For a good example of how the MVP has been traditionally decided, let’s go back to the 1995 season. Mo Vaughn is declared the American League (AL) MVP despite significantly under-producing Cleveland’s Albert Belle in almost every statistical category. If we take a look at the sabermetric stats under the hood, the picture gets even crazier. Vaughn’s WAR of 5.2 pales in comparison to Belle’s AL-topping 7.4 WAR – Vaughn didn’t even crack the top 15 in overall WAR that year. However, while WAR is good at measuring individual performance out of context, it is often unreliable when evaluating a player relative to the league, or relative to another player. The statistic Weighted Runs Created Plus”(wRC+) measures precisely how many runs a player has created relative to the league average of 100. For example, a 125 wRC+means a player created 25 per cent more runs than league average. In 1995, Mo Vaughn won the MVP with a wRC+ of 138 in the same year that Albert Belle posted a wRC+ of 174 – that’s a 36 per cent gap in run creation.

So, how did Belle create 36 per cent more runs than the league’s “most valuable player” and receive no recognition? For one, Belle’s surly personality and short temper earned him no love. He frequently attacked fans for shouting racial slurs and making light of his drinking problem. By the infamous 1995 season, his volatility had antagonized the media, who chalked up their MVP decision to “character.” Later, commenting on the MVP debate that year, Vaughn said, “People are looking at the whole thing, and that it’s not just numbers.” This is the common debate over the MVP – is it numbers, or numbers and intangible characteristics like leadership and character?

Will it be “not just numbers” this year? Can we throw things like character and leadership and hustle out the window now that we have shiny new stats like WAR and wRC+? Let’s take a look at the candidates.

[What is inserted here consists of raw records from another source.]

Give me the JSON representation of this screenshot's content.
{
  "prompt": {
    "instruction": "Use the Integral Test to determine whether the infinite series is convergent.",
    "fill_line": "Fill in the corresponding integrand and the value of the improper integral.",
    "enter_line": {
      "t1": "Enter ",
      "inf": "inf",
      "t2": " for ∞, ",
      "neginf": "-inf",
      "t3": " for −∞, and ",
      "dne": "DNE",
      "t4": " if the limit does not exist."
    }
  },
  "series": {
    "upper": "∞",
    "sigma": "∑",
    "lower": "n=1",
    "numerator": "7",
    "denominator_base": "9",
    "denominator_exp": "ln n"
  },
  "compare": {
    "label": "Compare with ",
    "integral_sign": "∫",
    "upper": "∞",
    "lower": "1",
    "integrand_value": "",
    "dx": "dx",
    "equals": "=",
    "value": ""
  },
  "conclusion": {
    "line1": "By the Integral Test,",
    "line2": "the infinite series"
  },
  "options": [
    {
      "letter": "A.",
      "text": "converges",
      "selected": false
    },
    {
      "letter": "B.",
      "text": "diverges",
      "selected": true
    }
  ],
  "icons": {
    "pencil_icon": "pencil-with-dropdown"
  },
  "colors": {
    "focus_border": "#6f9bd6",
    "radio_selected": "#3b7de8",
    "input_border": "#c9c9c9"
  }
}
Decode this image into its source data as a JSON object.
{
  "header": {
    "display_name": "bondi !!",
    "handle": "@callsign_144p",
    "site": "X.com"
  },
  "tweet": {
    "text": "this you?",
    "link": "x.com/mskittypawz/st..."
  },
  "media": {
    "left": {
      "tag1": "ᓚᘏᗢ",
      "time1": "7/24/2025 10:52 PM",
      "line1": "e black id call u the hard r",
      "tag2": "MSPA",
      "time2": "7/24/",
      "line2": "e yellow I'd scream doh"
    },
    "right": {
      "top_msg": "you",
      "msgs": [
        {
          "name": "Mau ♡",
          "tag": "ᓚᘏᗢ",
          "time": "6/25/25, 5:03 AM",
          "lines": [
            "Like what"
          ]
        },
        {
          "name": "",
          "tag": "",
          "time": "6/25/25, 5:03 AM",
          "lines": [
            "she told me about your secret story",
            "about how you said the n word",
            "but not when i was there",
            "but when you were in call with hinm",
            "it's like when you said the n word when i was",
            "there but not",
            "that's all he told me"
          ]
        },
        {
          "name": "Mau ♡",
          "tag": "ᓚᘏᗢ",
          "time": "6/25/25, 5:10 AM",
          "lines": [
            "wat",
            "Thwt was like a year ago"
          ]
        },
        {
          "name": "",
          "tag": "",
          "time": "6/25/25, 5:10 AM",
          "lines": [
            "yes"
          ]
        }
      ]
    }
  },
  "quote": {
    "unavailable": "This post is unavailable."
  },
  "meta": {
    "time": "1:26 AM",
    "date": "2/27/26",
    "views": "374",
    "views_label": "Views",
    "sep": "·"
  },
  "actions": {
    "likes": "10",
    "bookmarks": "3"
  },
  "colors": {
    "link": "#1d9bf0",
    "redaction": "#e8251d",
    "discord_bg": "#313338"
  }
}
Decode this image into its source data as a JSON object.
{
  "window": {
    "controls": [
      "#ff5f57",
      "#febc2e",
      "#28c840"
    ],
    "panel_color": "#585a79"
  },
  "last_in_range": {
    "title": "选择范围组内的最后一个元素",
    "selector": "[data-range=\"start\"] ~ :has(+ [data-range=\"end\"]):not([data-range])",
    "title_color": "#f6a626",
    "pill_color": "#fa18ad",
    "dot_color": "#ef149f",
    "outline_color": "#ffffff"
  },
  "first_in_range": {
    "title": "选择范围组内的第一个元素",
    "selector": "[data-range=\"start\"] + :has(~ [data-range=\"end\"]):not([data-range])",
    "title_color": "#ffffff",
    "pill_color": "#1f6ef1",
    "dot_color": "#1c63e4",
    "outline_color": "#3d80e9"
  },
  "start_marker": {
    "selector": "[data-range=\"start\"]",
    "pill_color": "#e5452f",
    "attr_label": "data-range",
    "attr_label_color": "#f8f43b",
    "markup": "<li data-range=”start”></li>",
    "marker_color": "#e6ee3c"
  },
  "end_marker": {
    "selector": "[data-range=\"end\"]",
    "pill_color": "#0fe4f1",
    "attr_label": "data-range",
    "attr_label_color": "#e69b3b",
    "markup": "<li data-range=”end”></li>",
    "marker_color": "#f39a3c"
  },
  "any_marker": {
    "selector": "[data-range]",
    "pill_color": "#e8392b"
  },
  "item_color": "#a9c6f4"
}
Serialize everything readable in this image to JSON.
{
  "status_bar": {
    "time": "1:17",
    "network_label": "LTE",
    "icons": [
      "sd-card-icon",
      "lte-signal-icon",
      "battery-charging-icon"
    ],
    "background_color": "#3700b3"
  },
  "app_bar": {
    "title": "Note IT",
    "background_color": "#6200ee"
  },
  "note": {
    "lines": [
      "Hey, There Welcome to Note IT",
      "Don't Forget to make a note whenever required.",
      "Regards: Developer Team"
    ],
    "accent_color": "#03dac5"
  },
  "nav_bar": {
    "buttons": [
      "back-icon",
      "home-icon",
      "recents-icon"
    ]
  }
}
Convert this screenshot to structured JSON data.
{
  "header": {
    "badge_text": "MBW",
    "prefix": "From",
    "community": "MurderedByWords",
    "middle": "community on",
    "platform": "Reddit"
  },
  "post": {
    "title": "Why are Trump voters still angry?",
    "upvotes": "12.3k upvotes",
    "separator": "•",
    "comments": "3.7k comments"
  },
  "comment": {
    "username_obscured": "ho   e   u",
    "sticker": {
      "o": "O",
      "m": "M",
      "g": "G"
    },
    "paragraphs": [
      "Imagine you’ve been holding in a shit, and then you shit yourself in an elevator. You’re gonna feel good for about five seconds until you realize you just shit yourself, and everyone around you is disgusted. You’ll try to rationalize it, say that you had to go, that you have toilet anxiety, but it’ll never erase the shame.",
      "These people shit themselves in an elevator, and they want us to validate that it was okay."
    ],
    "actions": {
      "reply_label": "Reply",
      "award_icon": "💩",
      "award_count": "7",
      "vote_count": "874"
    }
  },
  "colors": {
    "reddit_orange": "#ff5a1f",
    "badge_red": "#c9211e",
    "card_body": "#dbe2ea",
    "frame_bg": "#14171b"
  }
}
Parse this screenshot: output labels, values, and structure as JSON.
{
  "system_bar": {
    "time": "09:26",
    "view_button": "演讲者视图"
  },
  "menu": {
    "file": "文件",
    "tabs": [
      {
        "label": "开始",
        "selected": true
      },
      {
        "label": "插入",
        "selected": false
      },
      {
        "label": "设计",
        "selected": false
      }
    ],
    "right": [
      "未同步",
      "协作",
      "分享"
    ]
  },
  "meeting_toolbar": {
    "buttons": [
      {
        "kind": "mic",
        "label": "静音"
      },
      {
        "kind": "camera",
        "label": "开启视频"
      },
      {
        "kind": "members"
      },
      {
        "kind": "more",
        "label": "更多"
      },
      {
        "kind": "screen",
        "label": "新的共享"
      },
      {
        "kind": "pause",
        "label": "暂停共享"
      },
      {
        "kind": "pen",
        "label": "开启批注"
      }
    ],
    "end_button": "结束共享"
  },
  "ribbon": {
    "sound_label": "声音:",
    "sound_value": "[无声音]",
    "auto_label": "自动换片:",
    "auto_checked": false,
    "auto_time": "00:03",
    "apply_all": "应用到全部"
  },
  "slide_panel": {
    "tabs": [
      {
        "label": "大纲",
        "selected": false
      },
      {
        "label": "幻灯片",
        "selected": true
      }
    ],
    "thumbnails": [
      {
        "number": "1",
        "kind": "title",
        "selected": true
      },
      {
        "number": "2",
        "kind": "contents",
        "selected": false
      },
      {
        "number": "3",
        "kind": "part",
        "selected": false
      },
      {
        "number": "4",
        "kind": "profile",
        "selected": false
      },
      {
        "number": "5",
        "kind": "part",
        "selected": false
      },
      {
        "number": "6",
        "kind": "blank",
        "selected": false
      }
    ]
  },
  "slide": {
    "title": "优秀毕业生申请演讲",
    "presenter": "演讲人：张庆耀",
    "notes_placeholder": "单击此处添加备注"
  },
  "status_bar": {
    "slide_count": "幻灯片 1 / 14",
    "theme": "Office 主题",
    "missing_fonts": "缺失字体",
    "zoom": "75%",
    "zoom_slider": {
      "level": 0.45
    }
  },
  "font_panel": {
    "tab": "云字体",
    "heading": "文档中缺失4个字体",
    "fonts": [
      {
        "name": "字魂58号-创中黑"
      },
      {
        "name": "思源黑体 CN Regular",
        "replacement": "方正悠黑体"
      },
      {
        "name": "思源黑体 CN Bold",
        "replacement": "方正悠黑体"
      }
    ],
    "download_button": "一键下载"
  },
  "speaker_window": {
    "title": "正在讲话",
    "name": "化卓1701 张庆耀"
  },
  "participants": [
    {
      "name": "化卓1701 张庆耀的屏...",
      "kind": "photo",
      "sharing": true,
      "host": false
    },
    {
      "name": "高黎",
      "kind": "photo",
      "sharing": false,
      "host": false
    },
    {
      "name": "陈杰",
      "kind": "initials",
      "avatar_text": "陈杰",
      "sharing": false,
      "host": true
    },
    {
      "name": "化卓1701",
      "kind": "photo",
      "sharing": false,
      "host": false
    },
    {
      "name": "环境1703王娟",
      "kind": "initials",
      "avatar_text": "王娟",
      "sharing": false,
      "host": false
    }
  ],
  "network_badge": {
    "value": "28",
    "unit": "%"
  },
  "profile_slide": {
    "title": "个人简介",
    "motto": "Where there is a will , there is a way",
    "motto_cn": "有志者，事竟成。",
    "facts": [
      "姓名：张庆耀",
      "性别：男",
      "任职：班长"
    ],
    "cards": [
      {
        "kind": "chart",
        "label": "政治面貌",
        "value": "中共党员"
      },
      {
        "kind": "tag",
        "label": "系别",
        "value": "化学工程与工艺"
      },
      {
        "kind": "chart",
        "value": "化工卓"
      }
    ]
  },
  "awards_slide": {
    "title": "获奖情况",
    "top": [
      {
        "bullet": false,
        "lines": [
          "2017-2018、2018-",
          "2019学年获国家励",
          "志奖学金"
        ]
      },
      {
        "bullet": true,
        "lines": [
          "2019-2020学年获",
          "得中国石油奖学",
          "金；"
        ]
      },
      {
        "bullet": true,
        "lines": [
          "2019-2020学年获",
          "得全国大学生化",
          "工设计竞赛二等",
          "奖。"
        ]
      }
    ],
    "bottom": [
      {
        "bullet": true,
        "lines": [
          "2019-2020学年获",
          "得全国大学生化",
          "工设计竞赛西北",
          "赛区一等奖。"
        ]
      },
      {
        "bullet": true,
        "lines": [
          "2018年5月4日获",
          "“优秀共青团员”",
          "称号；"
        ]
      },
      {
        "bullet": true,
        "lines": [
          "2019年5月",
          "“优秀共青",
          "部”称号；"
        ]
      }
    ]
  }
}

The National League (NL) is basically a three-man race between San Francisco’s Buster Posey, Pittsburgh’s Andrew McCutchen, and the defending MVP, Milwaukee’s Ryan Braun. While Braun’s bat is essentially keeping his team alive down the stretch, the Brewers are probably not going to make it into the postseason. Last winter’s performance enhancing drug allegations aren’t going to help either. As for McCutchen, he currently leads the NL with a .336 batting average.  Pittsburgh hasn’t played meaningful baseball in a month, though, and McCutchen’s MVP case just isn’t strong enough to push him over the top despite his NL-topping 7.9 WAR.

Posey will probably win the NL MVP this year. San Francisco has already clinched the NL West, and it has a lot to do with Posey.  As a team, the Giants offense has managed to post a slightly below average wRC+ of 98; Buster Posey owns a wRC+ of 158, an elite level of production rare at the catcher position. Posey has been the team’s biggest offensive weapon down the stretch. Since the All-Star break (and the suspension of Melky Cabrera, the team’s top producer), Posey has smacked 13 home runs, driven in 56, and maintained a .384 batting average. No doubt this scorching stretch will be fresh in voters’ minds as they cast their MVP ballots.

In the AL, rookie phenom Mike Trout of Anaheim has all but run away with the MVP Award, even with Miguel Cabrera’s impressive season for Detroit. Trout leads the majors with a massive 9..5 WAR – that’s as many wins as superstars Edwin Encarnación and Josh Hamilton have accumulated this year combined. Incredibly, Trout didn’t make his season debut until April 29th, almost a full month into the season. Prior to 2012, the 21-year-old only had forty major league at bats under his belt. By traditional statistics though, Trout’s season doesn’t look as traditionally MVP-worthy on paper. Miguel Cabrera has hit almost twice as many home runs as Trout, and leads him by wide margins in batting average and RBIs, and Cabrera has a chance to win the first Triple Crown since 1967.

However, WAR tells us a different story. Trout’s rare combination of power, speed, athleticism, and the ability to hit for average makes him a valuable contributor in every aspect of the game. He leads the majors with 47 stolen bases, makes spectacular catches in center field seem routine, his arm is a cannon, and his bat isn’t too shabby either. Superlatives aside, Mike Trout has been the life of Anaheim’s team since his debut, and even if Anaheim doesn’t make it into October, he deserves the AL MVP.